Les Américains prennent les premières dispositions pour lancer le développement du réseau anti-missiles. Pour l'instant, aucune opposition sérieuse n'est envisagée à Washington (cela peut venir plus tard, de la part des démocrates). La question la plus épineuse va concerner les alliés des Américains, surtout les Européens. Il n'est plus question de consulter, la décision US et ses développements sont du domaine de l'unilatéralisme complet, dans ce même mode brutal d'action qu'on a vu de la part des Américains depuis le 11 septembre. Des sources diplomatiques européennes indiquent qu'aucune coopération sérieuse n'est prévue au niveau industriel. Au niveau stratégique, les alliés européens se verront imposer des demandes abruptes sur des dispositions stratégiques, des coopérations opérationnelles diverses, etc, qui les mettront dans autant de positions difficiles : une acceptation devant contrecarrer des orientations stratégiques et politiques européennes en même temps que compromettre l'autonomie des efforts de défense européenne ; un refus devant déclencher sans aucun doute une crise sérieuse avec Washington. Bien entendu, le Royaume-Uni sera le pays en première ligne dans ces difficultés, tandis que d'autres (l'Italie au premier rang) épousent d'avance toutes les exigences américaines.
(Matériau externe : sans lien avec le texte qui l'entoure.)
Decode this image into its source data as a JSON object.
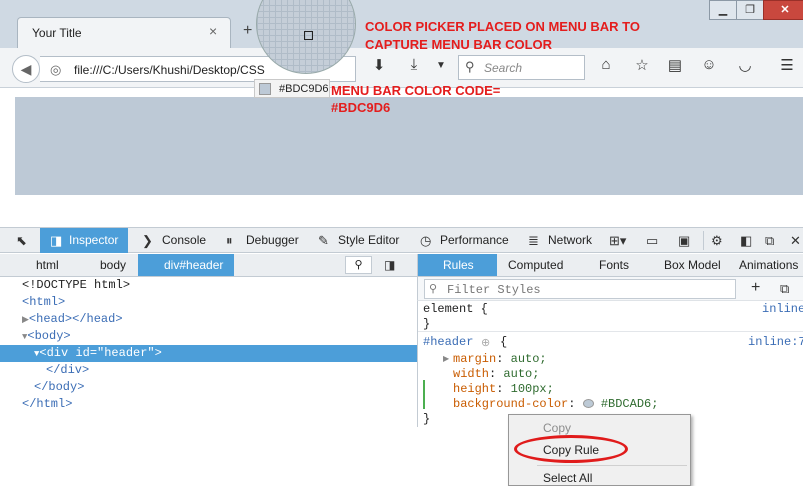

La décision de retrait du traité ABM annonce que nous nous orientons vers une nouvelle phase de la nouvelle politique US : l'isolationnisme stratégique venant compléter l'unilatéralisme agressif au niveau diplomatique. Une fois de plus, l'Europe est prise à contre-pied dans son attente vaine et sans fin d'une évolution américaine dans le sens de la coopération et d'un véritable “internationalisme transatlantique”. L'Europe (les Britanniques en premier, du reste) a basé toute sa soi-disant stratégie post-11 septembre sur l'affirmation, muée très vite en certitude médiatique, que l'attaque allait rompre la dérive unilatéraliste américaine et pousser les USA vers la coopération. C'est la énième fois, depuis la chute du Mur de Berlin, que les Européens font ce pari qui leur semble fondé sur le bon sens et conforme aux discours convenus qu'eux-mêmes ne cessent de répéter et de prendre pour du comptant. Pour la énième fois, ils sont complètement démentis. Pour la énième fois, cette fois sans doute de façon bien plus préoccupante que ce qui a précédé, ils se retrouvent paradoxalement isolés (isolés à 15, et bientôt à 25 et plus !) parce que sans stratégie de substitution, c'est-à-dire sans une réelle stratégie qui ne peut être qu'une stratégie européenne et une stratégie des intérêts européens.
|INTERTITRE = L'Europe lance le A400m, transport militaire européen, — « enfin », dit-on un peu partout, bien qu'il ne s'agisse que d'un début ...
Le 12 décembre, le gouvernement allemand a décidé des modalités nécessaires pour boucler sa commande de 73 avions de transport européens A400M. Deux jours plus tard, le lancement du programme a été annoncé officiellement au sommet européen de Bruxelles (Laeken). Il a fallu plus de deux ans pour finaliser la commande du programme européen, les derniers délais d'une année étant dues aux hésitations et aux difficultés allemandes às'engager dans le projet. C'est finalement l'arbitrage de Schröder en faveur du ministre de la défense contre le ministre du budget qui a fait la décision. « Les Allemands jouaient gros, explique une source diplomatique européenne. Un retrait allemand, qui aurait entraîné l'annulation du programme, aurait également conduit aussitôt à une très grave crise européenne et, notamment, une très grave crise au coeur du couple franco-allemand. En un sens, on pourrait dire que Schröder, en bon politique, ne pouvait faire autrement que décider ce qu'il a décidé. »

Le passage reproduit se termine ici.